“Desechando, pues, toda malicia, todo engaño, hipocresía, envidias, y todas las detracciones, 2 desead, como niños recién nacidos, la leche espiritual no adulterada, para que por ella crezcáis para salvación.” 1ª Pedro 2:1-2. 

Después de recibir a Cristo en el corazón como Señor y Salvador, el nuevo creyente necesita crecer espiritualmente del mismo modo que un recién nacido crece físicamente. El crecimiento como tal, demanda cuidados tales como buena nutrición y seguridad respecto a cualquier peligro que intente hacer daño, entre otros.

La expresión “desead” en el original significa anhelar en gran manera, intensamente, de tal modo que lo que se desea se impone por encima de cualquier otra cosa. Un niño instintivamente desea la leche y se alimenta de ella sin argumentar ni hacer análisis químicos al producto que está consumiendo, esto nos habla de la simple aceptación de la verdad, sin racionalizaciones arrogantes. En aquel tiempo, respondiendo Jesús, dijo: Te alabo, Padre, Señor del cielo y de la tierra, porque escondiste estas cosas de los sabios y de los entendidos, y las revelaste a los niños. Sí, Padre, porque así te agradó. San Mateo 11:25-26. La pista más confiable de que alguien está creciendo espiritualmente, es el deseo profundo de alimentarse con La Palabra de Dios.

El sano proceso de desarrollo y crecimiento físico de una persona, involucra entre otros, una nutrición equilibrada y saludable, acorde con esta idea básica, La Palabra de Dios es el alimento que suple las necesidades del alma, ella posee el contenido del plan divino para el bienestar integral sus criaturas.

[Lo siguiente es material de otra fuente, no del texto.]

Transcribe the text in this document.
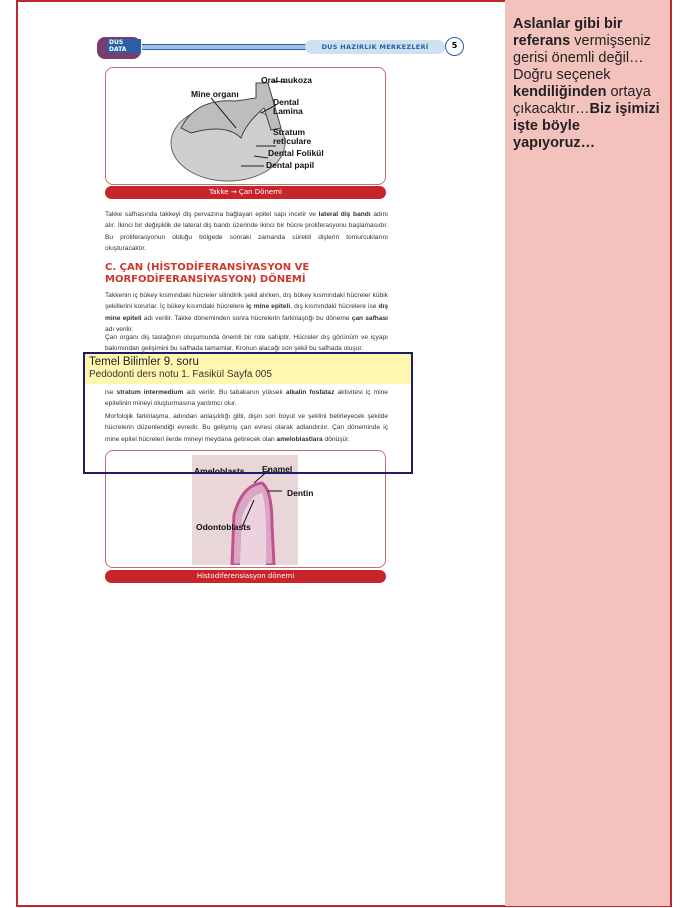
Aslanlar gibi bir referans vermişseniz gerisi önemli değil… Doğru seçenek kendiliğinden ortaya çıkacaktır…Biz işimizi işte böyle yapıyoruz…
DUS DATA	DUS HAZIRLIK MERKEZLERİ	5
Oral mukoza
Mine organı
Dental Lamina
Stratum reticulare
Dental Folikül
Dental papil
Takke → Çan Dönemi
Takke safhasında takkeyi diş pervazına bağlayan epitel sapı incelir ve lateral diş bandı adını alır. İkinci bir değişiklik de lateral diş bandı üzerinde ikinci bir hücre proliferasyonu başlamasıdır. Bu proliferasyonun olduğu bölgede sonraki zamanda sürekli dişlerin tomurcuklarını oluşturacaktır.
C. ÇAN (HİSTODİFERANSİYASYON VE MORFODİFERANSİYASYON) DÖNEMİ
Takkenin iç bükey kısmındaki hücreler silindirik şekil alırken, dış bükey kısmındaki hücreler kübik şekillerini korurlar. İç bükey kısımdaki hücrelere iç mine epiteli, dış kısmındaki hücrelere ise dış mine epiteli adı verilir. Takke döneminden sonra hücrelerin farklılaştığı bu döneme çan safhası adı verilir.
Çan organı diş taslağının oluşumunda önemli bir role sahiptir. Hücreler dış görünüm ve içyapı bakımından gelişimini bu safhada tamamlar. Kronun alacağı son şekil bu safhada oluşur.
ise stratum intermedium adı verilir. Bu tabakanın yüksek alkalin fosfataz aktivitesi iç mine epitelinin mineyi oluşturmasına yardımcı olur.
Morfolojik farklılaşma, adından anlaşıldığı gibi, dişin son boyut ve şeklini belirleyecek şekilde hücrelerin düzenlendiği evredir. Bu gelişmiş çan evresi olarak adlandırılır. Çan döneminde iç mine epitel hücreleri ilerde mineyi meydana getirecek olan ameloblastlara dönüşür.
Ameloblasts Enamel
Dentin
Odontoblasts
Histodiferensiasyon dönemi
Temel Bilimler 9. soru
Pedodonti ders notu 1. Fasikül Sayfa 005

No siempre lo que agrada al gusto satisface necesariamente las necesidades biológicas, de igual manera, no siempre lo que genera complacencia a nuestros sentidos suele ser lo que necesitamos para un sano crecimiento espiritual, de ahí que, dar prioridad a lo establecido por Dios antes que a nuestras propias percepciones, es lo realmente importante, cuando el interés consiste en escalar continuamente hasta llegar a ser maduros en la fe, ¡Esto es realmente crecer espiritualmente!

La lectura Bíblica constante, la meditación y memorización de Las Escrituras, el estudio de la Palabra de Dios aplicado a la vida cotidiana, y el acompañamiento de una vida devocional disciplinada, son las herramientas con las que se le pone el sello de garantía al progreso cristiano.